Los "amotinados" son jóvenes, profesionales, artistas, mujeres. No niños ricos, como dicen los de Ahmadineyad
En alguna parte de la cúpula gobernante se alcanzó un consenso para respaldar la candidatura de Musaví
Jamenei ha amparado la revisión del recuento de votos. Pero si se ve en apuros, hay quien cree que mandará disparar
En la oscuridad de Teherán no reconozco a ninguno de esos improvisados cantantes. Sin embargo, los he visto pocos días antes en las caravanas electorales donde el activismo político se unía a las ganas de diversión. Sólo que ya no es un juego.

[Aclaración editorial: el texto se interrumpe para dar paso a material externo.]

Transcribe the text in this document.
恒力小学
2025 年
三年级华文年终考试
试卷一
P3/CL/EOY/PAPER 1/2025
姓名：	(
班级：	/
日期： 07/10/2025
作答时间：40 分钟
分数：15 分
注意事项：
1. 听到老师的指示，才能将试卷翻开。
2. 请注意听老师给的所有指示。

Al cerrarse las urnas el día 12, se terminó el espejismo de libertad en Irán y lo que está en juego, sobre todo para los más jóvenes, es su futuro. Las cintas y los pañuelos verdes que constituían el símbolo del candidato que apoyaron les delatan ahora como "amotinados". De tales les ha calificado un comunicado oficial.
Durante dos semanas, mis vecinos, gente de clase media como la que se encuentra en cualquier ciudad europea, se entusiasmaron con el descafeinado juego democrático que permite la República Islámica. Se movilizaron como nunca para hacer realidad a través de las urnas sus deseos de una sociedad más abierta, más tolerante y que les ofrezca más oportunidades. Contra todo pronóstico, Mir Hosein Musaví, el aspirante en el que habían puesto sus esperanzas, no sólo perdió, sino que quedó humillado por el aplastante triunfo del presidente en ejercicio, Mahmud Ahmadineyad. El 62,63% frente a apenas un 33,75%.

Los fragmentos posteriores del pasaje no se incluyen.